There is a profound irony to the story which Letitia is working to reveal. Despite the moral shadow of the history of Internment, “BC rural and remote [regional] health [were] changed forever because of the presence of internees in these spaces […] The establishment of clinics in such rural and remote spaces was sustainable because these communities were forced to be there. These professionals were forced to be there. And that doesn’t go away after the 1940s.” Letitia offers one example of a Nikkei physician interned at Kaslo, BC, whose arthritis clinic later made the village an unlikely center of specialist treatment for patients from across the Pacific Northwest.

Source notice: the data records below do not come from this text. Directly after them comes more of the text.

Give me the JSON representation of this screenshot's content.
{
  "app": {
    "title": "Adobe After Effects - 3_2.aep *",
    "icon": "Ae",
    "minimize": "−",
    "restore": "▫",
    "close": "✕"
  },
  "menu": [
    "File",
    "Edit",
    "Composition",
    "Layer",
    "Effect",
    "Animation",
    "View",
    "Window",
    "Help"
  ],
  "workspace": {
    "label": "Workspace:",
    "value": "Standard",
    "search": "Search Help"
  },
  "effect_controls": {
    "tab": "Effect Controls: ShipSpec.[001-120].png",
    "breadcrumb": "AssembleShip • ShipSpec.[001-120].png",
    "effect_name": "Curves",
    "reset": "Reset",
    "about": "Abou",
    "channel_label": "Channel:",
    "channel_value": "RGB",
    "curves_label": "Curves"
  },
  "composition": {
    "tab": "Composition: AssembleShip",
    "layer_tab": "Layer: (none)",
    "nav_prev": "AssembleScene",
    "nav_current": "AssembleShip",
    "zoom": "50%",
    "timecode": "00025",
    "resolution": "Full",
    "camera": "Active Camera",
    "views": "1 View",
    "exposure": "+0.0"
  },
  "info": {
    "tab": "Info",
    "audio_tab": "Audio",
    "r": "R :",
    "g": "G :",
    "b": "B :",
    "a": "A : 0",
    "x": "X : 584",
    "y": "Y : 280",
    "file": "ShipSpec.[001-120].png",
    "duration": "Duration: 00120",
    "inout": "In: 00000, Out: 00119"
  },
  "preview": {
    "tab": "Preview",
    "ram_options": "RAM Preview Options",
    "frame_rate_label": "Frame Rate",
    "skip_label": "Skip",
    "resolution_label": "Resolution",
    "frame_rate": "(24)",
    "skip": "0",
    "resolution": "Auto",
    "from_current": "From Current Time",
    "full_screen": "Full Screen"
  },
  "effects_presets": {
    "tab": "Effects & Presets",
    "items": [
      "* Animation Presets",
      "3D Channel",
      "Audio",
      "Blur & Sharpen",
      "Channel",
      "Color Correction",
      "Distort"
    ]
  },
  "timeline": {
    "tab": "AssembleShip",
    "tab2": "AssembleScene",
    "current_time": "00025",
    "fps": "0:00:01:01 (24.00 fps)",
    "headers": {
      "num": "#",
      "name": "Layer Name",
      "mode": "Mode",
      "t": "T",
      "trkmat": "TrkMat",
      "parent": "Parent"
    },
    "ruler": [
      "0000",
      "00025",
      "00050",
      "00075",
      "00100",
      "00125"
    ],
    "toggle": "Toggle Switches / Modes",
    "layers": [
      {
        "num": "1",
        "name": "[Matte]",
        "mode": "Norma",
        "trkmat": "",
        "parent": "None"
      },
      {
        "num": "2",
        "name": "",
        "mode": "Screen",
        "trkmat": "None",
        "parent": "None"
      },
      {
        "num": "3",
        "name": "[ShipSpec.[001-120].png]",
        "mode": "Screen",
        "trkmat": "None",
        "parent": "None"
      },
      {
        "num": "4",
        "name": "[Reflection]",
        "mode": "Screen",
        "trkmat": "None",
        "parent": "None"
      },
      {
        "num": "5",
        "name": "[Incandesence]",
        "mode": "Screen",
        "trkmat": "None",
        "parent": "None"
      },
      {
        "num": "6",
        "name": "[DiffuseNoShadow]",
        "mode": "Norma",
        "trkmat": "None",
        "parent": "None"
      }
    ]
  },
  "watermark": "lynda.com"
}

Moreover, some such professionals eventually relocated to metropolitan areas, bringing with them an expertise on rural medicine which would influence their actions in future careers as policymakers. Such innovations presupposed both the injustices of the Internment Era and the resilience of the Japanese Canadian community in the face of them.
Letitia has also been active as a collaborator with Andrew Hasegawa on the PWFC Spotlight Series, an arm of the project showcasing specific historical and communal intersections of the global Internment Era. This has involved analyzing large volumes of primary sources from several countries, and has given her the chance to, in her words, “realize just how little I know, about Australia and about Brazil in particular. […] There’s a whole bunch of information available for Canada and the U.S. Less so for Australia, and as you can imagine, even less so for Brazil. Though I have been talking with Monica [Okamoto] and we’re going to try to find something.” At time of writing, the team hopes to find and compare Red Cross reports across Canada, the United States, Australia, and Brazil, perhaps uncovering more comparative evidence of the healthcare situation for internees in each case. Letitia also looks forward to conducting oral history research with people whose families were affected by changes to the post-Internment healthcare landscape. She is taking a novel approach: “I would really like to focus that on folks who are outside the Japanese Canadian community, to talk about how healthcare changed the spaces around them and around their family members in the past — Taking those interviews into those internment spaces while focusing on those outside of the community.” She hopes that this work will allow better integration of the medical aspect of Internment into larger national stories, while shedding more light on the activities of Nikkei professionals through the broader outcomes of their work.
For a scholar like Letitia, who has grown accustomed to blending hitherto unconnected strands to weave new stories, the overall environment of the PWFC network has been a constant delight. For example, her immersion in the creation of the project’s artists in residence, have helped her to “reimagine how this history could touch people in a different way.” She sums up what she and many of her colleagues have come to feel about the project: “It’s been encouraging. Academia tends to be a solo event, but this feels like a team sport.”